Die Faltenbalgaktorik des bionischen Handlingsassistenten wäre ohne 3D-Druck nicht möglich gewesen.

Bild: Festo
21.05.2017

In Nischen hat sich der 3D-Druck inzwischen etabliert. Damit er aus diesen herauskommt, muss er in Fertigungsprozesse integriert werden. Bis dahin bieten Kombinationen aus konventioneller und additiver Fertigung neue Möglichkeiten.

Der Traum ist Jahrzehnte alt: Der Designer füttert eine Maschine mit digitalen Daten eines Bauteils, drückt auf einen Knopf und hält nach wenigen Minuten das fertige Produkt in Händen. Die Wirklichkeit hat die Vision inzwischen eingeholt: Im Elek­tromarkt liegen preiswerte 3D-Drucker für jedermann, die kleine Plastikteile ausspucken. In der Industrie sprechen die Experten von additiver Bauweise, weil die Bauteile nicht durch Fräsen, Sägen oder Bohren aus einem Block herausgearbeitet werden, sondern Schicht für Schicht aus Pulvern, Flüssigkeiten und Kunststoffschnüren, sogenannten Filamenten, entstehen.

Inzwischen gibt es viele unterschiedliche Verfahren, die vor kaum noch einem Material Halt machen. Bauteile lassen sich aus Kunststoff, Metall oder Keramik drucken. Die Liste wird mit jedem Tag länger. Sie reicht von passgenauen Brillengläsern aus Kunststoff über Einspritzdüsen für Flugzeugtriebwerke und Zylinderköpfe für Formel-1-Boliden bis zu Knochenprothesen aus Titan. Das Fraunhofer-Institut für Produktionstechnik und Automatisierung IPA hat zum Beispiel zusammen mit Festo einen bionischen Handling-Assistenten entwickelt, der einem Elefantenrüssel nachempfunden ist. Diese Entwicklung wurde mit dem Deutschen Zukunftspreis ausgezeichnet. Ohne 3D-Druck wäre diese Leistung nicht möglich gewesen. Denn der Handling-Assistent beruht auf einer von Fraunhofer patentierten Aktorik, die nur additiv hergestellt werden kann.

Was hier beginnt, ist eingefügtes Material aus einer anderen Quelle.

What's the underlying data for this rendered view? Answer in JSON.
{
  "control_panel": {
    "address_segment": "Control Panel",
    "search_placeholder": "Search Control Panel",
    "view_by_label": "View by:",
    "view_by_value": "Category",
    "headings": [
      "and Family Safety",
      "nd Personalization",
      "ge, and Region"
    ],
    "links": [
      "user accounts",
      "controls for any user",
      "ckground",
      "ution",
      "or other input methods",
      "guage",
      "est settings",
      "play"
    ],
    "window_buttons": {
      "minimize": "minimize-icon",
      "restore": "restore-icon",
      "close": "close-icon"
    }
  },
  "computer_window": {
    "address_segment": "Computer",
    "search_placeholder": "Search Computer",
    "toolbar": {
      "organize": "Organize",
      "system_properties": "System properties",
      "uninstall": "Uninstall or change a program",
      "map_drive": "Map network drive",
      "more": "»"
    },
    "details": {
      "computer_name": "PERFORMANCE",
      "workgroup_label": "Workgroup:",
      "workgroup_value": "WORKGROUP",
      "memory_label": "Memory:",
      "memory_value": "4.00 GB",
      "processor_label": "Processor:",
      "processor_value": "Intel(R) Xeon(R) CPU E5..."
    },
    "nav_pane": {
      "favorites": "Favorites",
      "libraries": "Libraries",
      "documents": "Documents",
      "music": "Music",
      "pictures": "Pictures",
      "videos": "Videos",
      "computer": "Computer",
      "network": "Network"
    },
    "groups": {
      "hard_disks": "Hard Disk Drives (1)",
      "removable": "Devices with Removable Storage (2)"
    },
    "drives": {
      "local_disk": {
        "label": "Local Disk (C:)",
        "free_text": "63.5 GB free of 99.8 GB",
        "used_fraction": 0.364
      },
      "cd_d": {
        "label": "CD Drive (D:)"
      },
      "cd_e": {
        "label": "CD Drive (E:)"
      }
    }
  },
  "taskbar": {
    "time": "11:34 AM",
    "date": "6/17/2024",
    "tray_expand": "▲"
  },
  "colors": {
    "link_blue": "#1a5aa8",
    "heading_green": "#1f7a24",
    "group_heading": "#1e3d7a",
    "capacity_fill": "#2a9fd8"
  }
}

Vorteile additiver Verfahren

Die additive Bauweise hat mehrere Vorteile: Sie benötigt keine aufwendigen Formen oder Werkzeuge mehr, es genügt allein der digitale Datensatz. Das kann Geld und Zeit sparen. Zudem lassen sich komplexe Geometrien erzeugen, die mit herkömmlichen abtragenden Verfahren undenkbar wären. Viele Unternehmen können damit künftig ihre Ersatzteillager abspecken. Tausende Teile über Jahrzehnte vorrätig zu halten, wird nicht mehr notwendig sein.

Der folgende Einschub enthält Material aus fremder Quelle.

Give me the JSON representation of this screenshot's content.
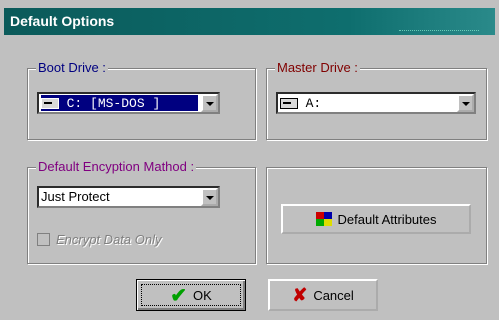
{
  "window": {
    "title": "Default Options"
  },
  "boot_drive": {
    "label": "Boot Drive :",
    "value": "C: [MS-DOS ]"
  },
  "master_drive": {
    "label": "Master Drive :",
    "value": "A:"
  },
  "encryption": {
    "label": "Default Encyption Mathod :",
    "value": "Just Protect"
  },
  "encrypt_data_only": {
    "label": "Encrypt Data Only",
    "checked": false,
    "enabled": false
  },
  "buttons": {
    "default_attributes": "Default Attributes",
    "ok": "OK",
    "cancel": "Cancel"
  },
  "colors": {
    "title_bar": "#0e6e6e",
    "master_drive_label": "#800000",
    "encryption_label": "#800080"
  }
}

Für die Verarbeitung von Keramik, ein Werkstoff mit herausragenden Eigenschaften, eröffnet der Drucker zum Beispiel neue Möglichkeiten. Bisher ist die Produktion der Bauteile teuer und aufwendig. „Niemand arbeitet mit Keramik, wenn er nicht unbedingt muss“, sagt Oliver Refle, der für additive Verfahren am IPA verantwortlich ist. Mit der additiven Bauweise lassen sich künftig Prototypen und Kleinserien einfach und kostengünstig realisieren. Sogar fließende Übergänge der Materialeigenschaften wären denkbar. Sie verleihen dem Hochleistungswerkstoff zusätzlichen Nutzen.

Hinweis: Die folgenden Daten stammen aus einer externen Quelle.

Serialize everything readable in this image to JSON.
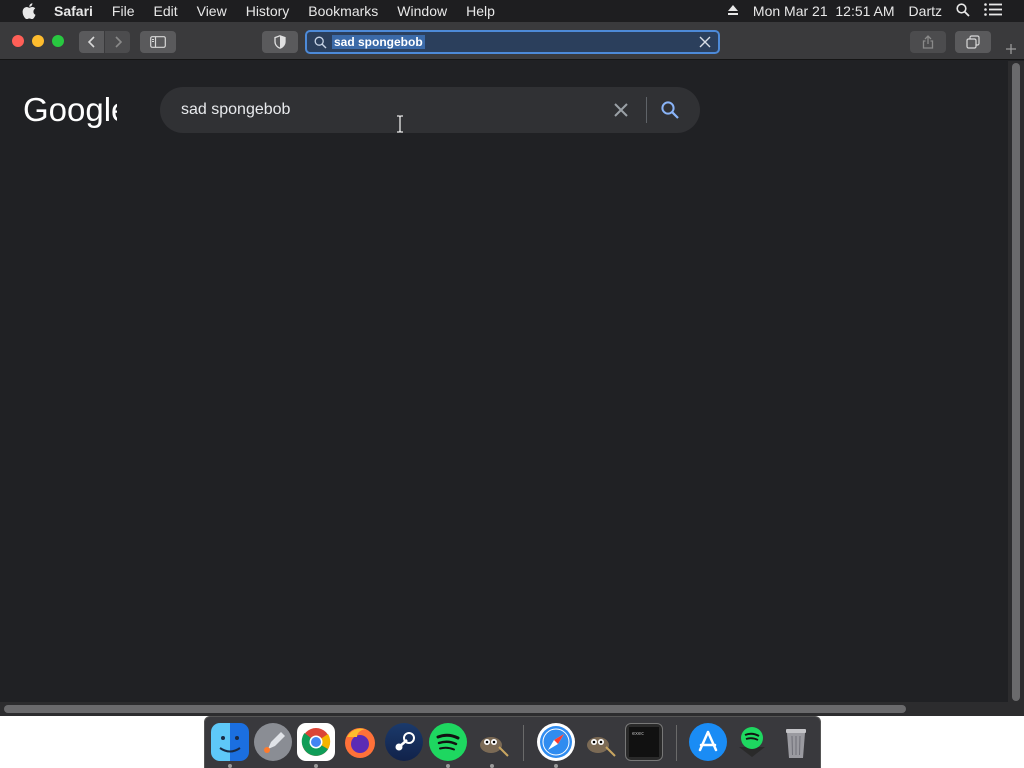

Das Fraunhofer IPA beschäftigt sich seit zwei Jahrzehnten mit diesem Thema und ist sich mehr denn je bewusst: Die additive Bauweise hat das Potenzial, Produktionen und Wertschöpfungsketten komplett umzukrempeln. „Unternehmen werden auf Basis der additiven Fertigung in vielen Branchen zu grundlegend neuen Konzepten und Lösungsansätzen kommen. Es braucht dazu aber die Bereitschaft umzudenken – sowohl technisch als auch organisatorisch“, ist sich Oliver Refle sicher. Die Frage ist also nicht, ob diese elegante und platzsparende Methode kommt, sondern wann und in welcher Form.

3D-Druck in Prozessketten

Natürlich gibt es noch technische Herausforderungen. So haben gedruckte Werkstoffe eine andere Struktur und eine andere Oberfläche als gegossene oder gewalzte. Beim Lasersintern mit Metall oder Kunststoff verursacht der Entstehungsprozess eine gewisse Porosität, die weitere Parameter wie Belastbarkeit und Verformbarkeit verändert. Auch ist die erreichbare Maßhaltigkeit nicht bei allen Verfahren den etablierten Fertigungsmethoden ebenbürtig und die Bauteilqualität hängt noch stark vom Fertiger und dessen Know-how ab. Doch diese Kinderkrankheiten bekommen Maschinenhersteller und Forscher immer besser in den Griff. Die Luft- und Raumfahrtindustrie würde nicht zum Drucker greifen, wenn das Resultat nicht akzeptabel wäre.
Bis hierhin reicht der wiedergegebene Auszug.